I recently entered a patient’s room just as he was drawing his last breath. This lovely man had been my patient for only two weeks. But it was clear that he was an extraordinary person, and I adored his sweet family as well.
The nurse quickly came to the bedside to “pronounce” the death. She and I spent a few moments comforting the grieving family, and then the nurse offered to have one of the aides provide postmortem care for the patient’s body. The family accepted the offer, stepping into the waiting area to make phone calls. I asked the nurse if I could observe the postmortem care, and she readily consented.
One of our CNA’s, Marta, entered the room. She filled a basin with warm water, adding a small amount of soap. Marta mentioned that she also added toothpaste to the water, to give the body a fresh smell.
I watched as Marta donned gloves and dipped a washcloth into the basin, wringing it out so that it was barely damp. She gently washed the patient’s face, ears and neck. She washed the patient’s arms and legs, uncovering and recovering each limb with utmost care. Marta hummed an African hymn as she worked. The patient looked peaceful, almost as if he were sleeping.

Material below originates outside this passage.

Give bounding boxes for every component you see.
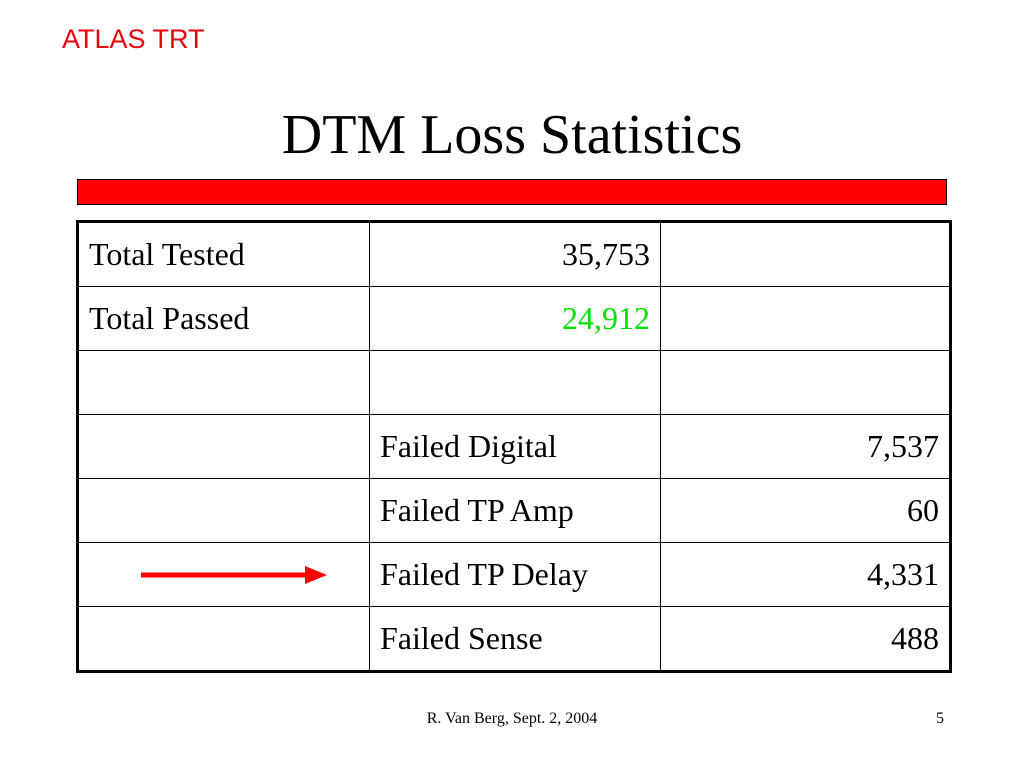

Marta explained that sometimes patients lose bowel or bladder control at the moment of death, so she had me help her roll the patient onto his side so that she could check his underside. The patient was clean and dry in this case, so there was no need to change the disposable brief or the chux pad underneath him. We replaced the top sheet with a fresh one. We left the patient’s arms on top of the sheet in case family wanted to hold his hand. We removed the pillows for the family to take home if they wished. I said one final silent blessing as I combed the patient’s hair. With that, our care of the body was complete.

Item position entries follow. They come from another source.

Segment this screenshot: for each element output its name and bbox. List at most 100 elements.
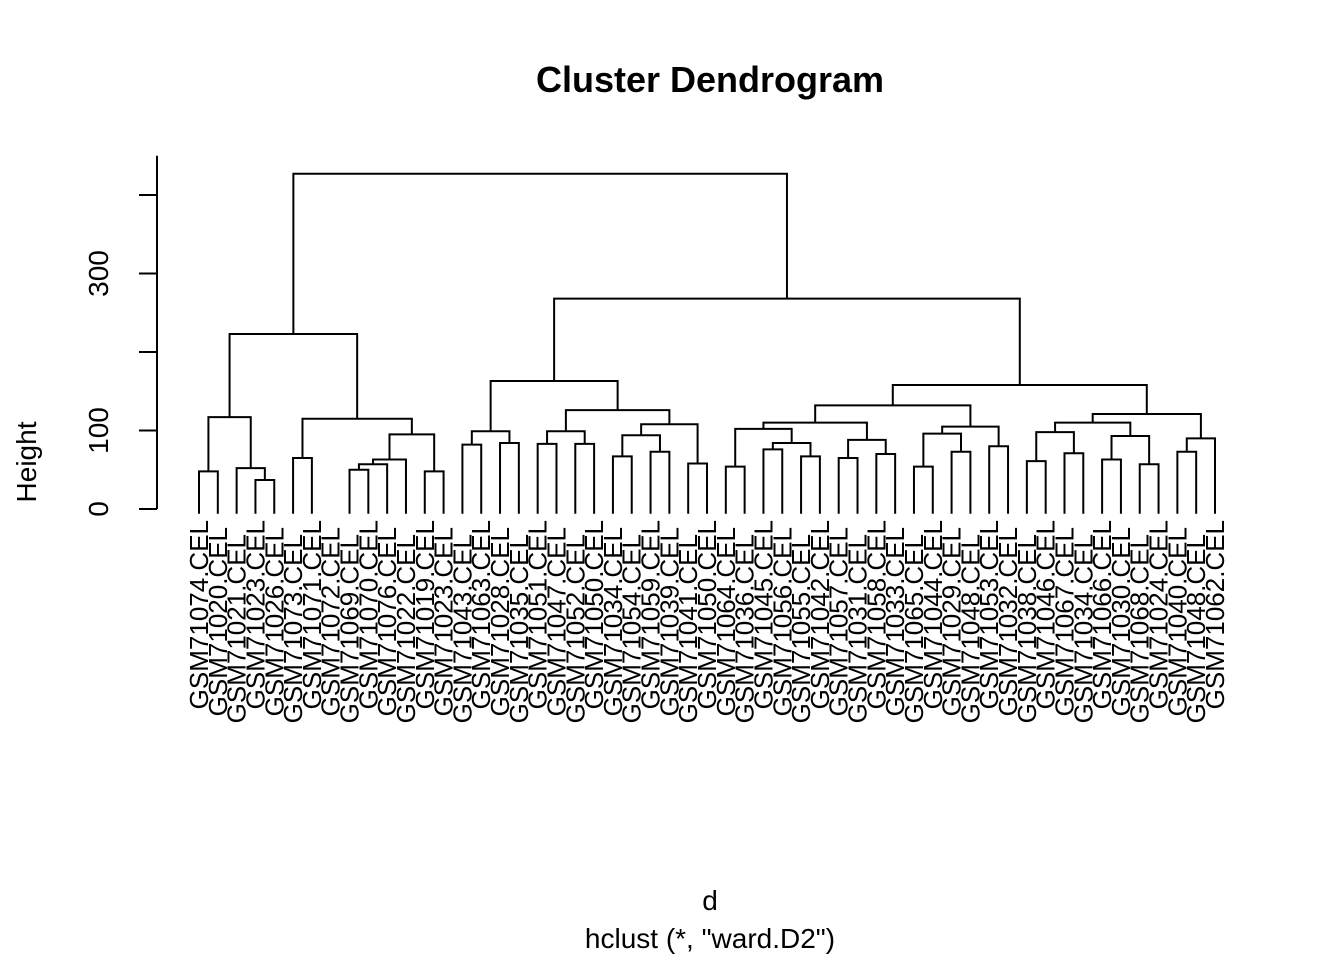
leaf-label: GSM71072.CEL — [316, 527, 346, 716]
y-axis: 0 100 300 — [83, 155, 158, 517]
dendrogram-link — [891, 383, 1148, 415]
leaf-label: GSM71057.CEL — [824, 527, 854, 716]
dendrogram-link — [1101, 458, 1122, 514]
chart-title: Cluster Dendrogram — [536, 59, 884, 100]
dendrogram-link — [837, 456, 859, 514]
dendrogram-link — [800, 455, 821, 514]
leaf-label: GSM71076.CEL — [372, 527, 402, 716]
dendrogram-link — [564, 409, 671, 432]
dendrogram-link — [1091, 413, 1202, 439]
dendrogram-link — [546, 430, 586, 444]
leaf-label: GSM71052.CEL — [560, 534, 590, 723]
leaf-label: GSM71022.CEL — [391, 534, 421, 723]
dendrogram-link — [254, 478, 276, 514]
dendrogram-link — [357, 463, 389, 514]
dendrogram-links — [198, 172, 1216, 514]
leaf-label: GSM71064.CEL — [711, 527, 741, 716]
y-tick-label: 300 — [83, 250, 114, 297]
dendrogram-link — [235, 467, 266, 514]
leaf-label: GSM71033.CEL — [880, 527, 910, 716]
x-axis-subtitle: hclust (*, "ward.D2") — [585, 923, 835, 954]
leaf-label: GSM71067.CEL — [1049, 527, 1079, 716]
leaf-label: GSM71065.CEL — [899, 534, 929, 723]
y-tick-label: 0 — [83, 501, 114, 517]
leaf-label: GSM71055.CEL — [786, 534, 816, 723]
leaf-label: GSM71073.CEL — [278, 534, 308, 723]
leaf-label: GSM71048.CEL — [955, 534, 985, 723]
leaf-label: GSM71066.CEL — [1087, 520, 1117, 709]
leaf-label: GSM71051.CEL — [523, 520, 553, 709]
dendrogram-link — [912, 465, 934, 514]
dendrogram-link — [1025, 460, 1047, 514]
dendrogram-link — [621, 434, 661, 457]
leaf-label: GSM71056.CEL — [767, 527, 797, 716]
leaf-label: GSM71023.CEL — [429, 527, 459, 716]
dendrogram-link — [553, 297, 1021, 385]
dendrogram-link — [574, 442, 596, 514]
leaf-label: GSM71045.CEL — [748, 520, 778, 709]
dendrogram-link — [536, 442, 558, 514]
leaf-label: GSM71070.CEL — [353, 520, 383, 709]
dendrogram-link — [292, 456, 313, 514]
leaf-label: GSM71032.CEL — [993, 527, 1023, 716]
dendrogram-link — [941, 425, 1000, 447]
leaf-label: GSM71023.CEL — [240, 520, 270, 709]
leaf-labels: GSM71074.CELGSM71020.CELGSM71021.CELGSM7… — [184, 520, 1230, 723]
leaf-label: GSM71054.CEL — [617, 534, 647, 723]
dendrogram-link — [1054, 421, 1132, 436]
leaf-label: GSM71069.CEL — [335, 534, 365, 723]
dendrogram-link — [1063, 452, 1085, 514]
leaf-label: GSM71035.CEL — [504, 534, 534, 723]
dendrogram-link — [423, 470, 445, 514]
leaf-label: GSM71041.CEL — [673, 534, 703, 723]
leaf-label: GSM71039.CEL — [654, 527, 684, 716]
leaf-label: GSM71059.CEL — [636, 520, 666, 709]
dendrogram-link — [1176, 450, 1198, 514]
dendrogram-link — [388, 433, 436, 472]
dendrogram-link — [762, 421, 868, 440]
leaf-label: GSM71030.CEL — [1106, 527, 1136, 716]
leaf-label: GSM71046.CEL — [1031, 520, 1061, 709]
dendrogram-link — [1185, 437, 1216, 514]
leaf-label: GSM71050.CEL — [579, 520, 609, 709]
dendrogram-link — [988, 445, 1010, 514]
leaf-label: GSM71050.CEL — [692, 520, 722, 709]
leaf-label: GSM71038.CEL — [1012, 534, 1042, 723]
dendrogram-link — [687, 462, 708, 514]
leaf-label: GSM71062.CEL — [1200, 520, 1230, 709]
leaf-label: GSM71044.CEL — [918, 520, 948, 709]
dendrogram-link — [499, 442, 520, 514]
y-tick-label: 100 — [83, 407, 114, 454]
dendrogram-link — [922, 432, 962, 467]
leaf-label: GSM71026.CEL — [259, 527, 289, 716]
leaf-label: GSM71036.CEL — [730, 534, 760, 723]
dendrogram-link — [950, 450, 972, 514]
dendrogram-link — [348, 468, 370, 514]
dendrogram-link — [292, 172, 788, 334]
leaf-label: GSM71043.CEL — [447, 534, 477, 723]
dendrogram-link — [301, 417, 413, 458]
leaf-label: GSM71063.CEL — [466, 520, 496, 709]
dendrogram-link — [228, 332, 359, 419]
leaf-label: GSM71068.CEL — [1125, 534, 1155, 723]
leaf-label: GSM71047.CEL — [541, 527, 571, 716]
leaf-label: GSM71028.CEL — [485, 527, 515, 716]
dendrogram-link — [1138, 463, 1160, 514]
dendrogram-link — [1035, 431, 1075, 462]
leaf-label: GSM71024.CEL — [1144, 520, 1174, 709]
dendrogram-link — [207, 416, 252, 472]
y-axis-label: Height — [11, 421, 42, 502]
leaf-label: GSM71034.CEL — [1068, 534, 1098, 723]
leaf-label: GSM71074.CEL — [184, 520, 214, 709]
leaf-label: GSM71020.CEL — [203, 527, 233, 716]
dendrogram-link — [649, 450, 671, 514]
leaf-label: GSM71053.CEL — [974, 520, 1004, 709]
dendrogram-link — [724, 465, 746, 514]
leaf-label: GSM71031.CEL — [843, 534, 873, 723]
dendrogram-link — [372, 458, 407, 514]
dendrogram-link — [762, 448, 784, 514]
dendrogram-link — [489, 380, 619, 432]
leaf-label: GSM71021.CEL — [222, 534, 252, 723]
leaf-label: GSM71029.CEL — [937, 527, 967, 716]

Before we exited the room, we bundled up all of the dirty linen and trash in the room. We moved flowers and boxes of tissue to surfaces where they could be seen and accessed. We straightened the chairs and opened the balcony door, as it happened to be a sunny day. I thanked Marta for allowing me to participate. We hugged briefly, and I walked toward the family to let them know the room was ready for them.
Postmortem care varies from place to place. In some settings, a “chin strap” (a scarf, a tie, or rolled piece of bed linen) is used to hold the mouth closed. Marta did not do this, as it’s not standard practice on our unit. She turned off the patient’s O2 and removed the oxygen cannula, but did not remove his PICC line. She explained that the latter is done only when the family requests it. The purpose of postmortem care is to prepare the patient for viewing by the family, and also to prepare the patient for transport to the morgue or funeral home. The intentions are respect for the patient’s body, and compassion for the patient’s loved ones.

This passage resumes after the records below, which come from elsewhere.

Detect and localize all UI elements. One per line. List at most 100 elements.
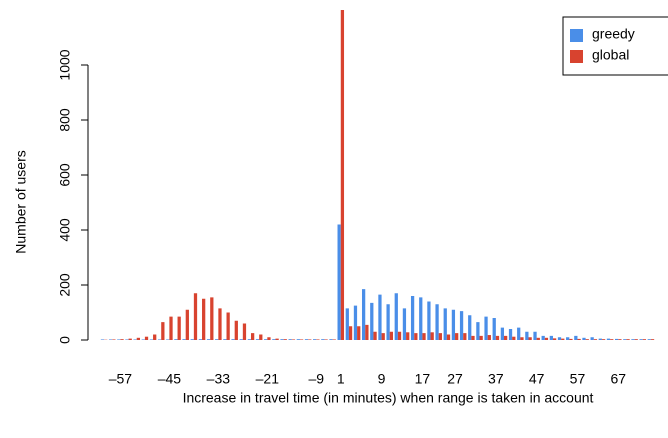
bar bbox=[623, 339, 626, 340]
bar bbox=[591, 337, 594, 340]
bar bbox=[395, 293, 398, 340]
bar bbox=[517, 328, 520, 340]
x-tick-label: –45 bbox=[158, 371, 182, 387]
bar bbox=[321, 339, 324, 340]
bar bbox=[142, 339, 145, 340]
bar bbox=[463, 333, 466, 340]
bar bbox=[133, 339, 136, 340]
bar bbox=[210, 297, 213, 340]
x-tick-label: 37 bbox=[488, 371, 504, 387]
bar bbox=[561, 339, 564, 340]
bar bbox=[452, 310, 455, 340]
bar bbox=[186, 310, 189, 340]
bar bbox=[297, 339, 300, 340]
bar bbox=[460, 311, 463, 340]
bar bbox=[542, 336, 545, 340]
bar bbox=[329, 339, 332, 340]
bar bbox=[259, 335, 262, 341]
bar bbox=[586, 339, 589, 340]
bar bbox=[444, 308, 447, 340]
bar bbox=[112, 339, 115, 340]
bar bbox=[215, 339, 218, 340]
x-tick-label: –9 bbox=[308, 371, 324, 387]
y-tick-label: 600 bbox=[57, 163, 73, 187]
bar bbox=[382, 333, 385, 340]
bar bbox=[550, 336, 553, 340]
bar bbox=[145, 337, 148, 340]
x-tick-label: 17 bbox=[415, 371, 431, 387]
bar bbox=[218, 308, 221, 340]
bar bbox=[411, 296, 414, 340]
bar bbox=[341, 10, 344, 340]
bar bbox=[435, 304, 438, 340]
bar bbox=[386, 304, 389, 340]
bar bbox=[577, 339, 580, 340]
x-tick-label: 67 bbox=[610, 371, 626, 387]
bar bbox=[509, 329, 512, 340]
bar bbox=[504, 336, 507, 340]
bar bbox=[651, 339, 654, 340]
bar bbox=[648, 339, 651, 340]
legend-label: greedy bbox=[592, 26, 635, 42]
bar bbox=[137, 338, 140, 340]
bar bbox=[362, 289, 365, 340]
bar bbox=[308, 339, 311, 340]
bar bbox=[569, 339, 572, 340]
y-tick-label: 200 bbox=[57, 273, 73, 297]
bar bbox=[525, 332, 528, 340]
bar bbox=[264, 339, 267, 340]
bar bbox=[289, 339, 292, 340]
bar bbox=[248, 339, 251, 340]
bar bbox=[346, 308, 349, 340]
bar bbox=[480, 336, 483, 340]
bar bbox=[370, 303, 373, 340]
bar bbox=[256, 339, 259, 340]
x-axis-title: Increase in travel time (in minutes) whe… bbox=[183, 390, 594, 406]
bar bbox=[199, 339, 202, 340]
bar bbox=[153, 335, 156, 341]
bar bbox=[240, 339, 243, 340]
bar bbox=[125, 339, 128, 340]
bar bbox=[169, 317, 172, 340]
bar bbox=[476, 322, 479, 340]
legend-swatch bbox=[570, 29, 583, 42]
bar bbox=[324, 339, 327, 340]
x-tick-label: –21 bbox=[256, 371, 280, 387]
legend-label: global bbox=[592, 47, 629, 63]
x-tick-label: 27 bbox=[447, 371, 463, 387]
x-tick-label: –57 bbox=[109, 371, 133, 387]
bar bbox=[488, 335, 491, 340]
bar bbox=[537, 338, 540, 340]
bar bbox=[191, 339, 194, 340]
bar bbox=[419, 297, 422, 340]
bar bbox=[484, 317, 487, 340]
bar bbox=[496, 336, 499, 340]
bar bbox=[553, 338, 556, 340]
bar bbox=[292, 339, 295, 340]
bar bbox=[414, 333, 417, 340]
bar bbox=[471, 336, 474, 340]
bar bbox=[275, 339, 278, 340]
x-tick-label: 47 bbox=[529, 371, 545, 387]
bar bbox=[643, 339, 646, 340]
bar bbox=[566, 337, 569, 340]
x-tick-label: 57 bbox=[570, 371, 586, 387]
bar bbox=[365, 325, 368, 340]
bar bbox=[607, 339, 610, 340]
bar bbox=[101, 339, 104, 340]
bar bbox=[373, 332, 376, 340]
bar bbox=[378, 295, 381, 340]
bar bbox=[243, 324, 246, 341]
bar bbox=[635, 339, 638, 340]
bar bbox=[338, 225, 341, 341]
bar bbox=[272, 339, 275, 340]
bar bbox=[316, 339, 319, 340]
bar bbox=[631, 339, 634, 340]
bar bbox=[349, 326, 352, 340]
bar bbox=[455, 333, 458, 340]
bar bbox=[235, 321, 238, 340]
bar bbox=[599, 339, 602, 340]
bar bbox=[558, 337, 561, 340]
bar bbox=[109, 339, 112, 340]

What I learned from this experience is that the care we provide to the dying does not end when they are dead. I have a newfound appreciation for the work of undertakers and others who support the various rituals of preparing our earthly bodies to reach their final destinations, a job that is still carried out by family members in many parts of the world. It is yet another sacred opportunity on the continuum of care that we are honored to be part of, and for me, it was a perfect way to bid farewell.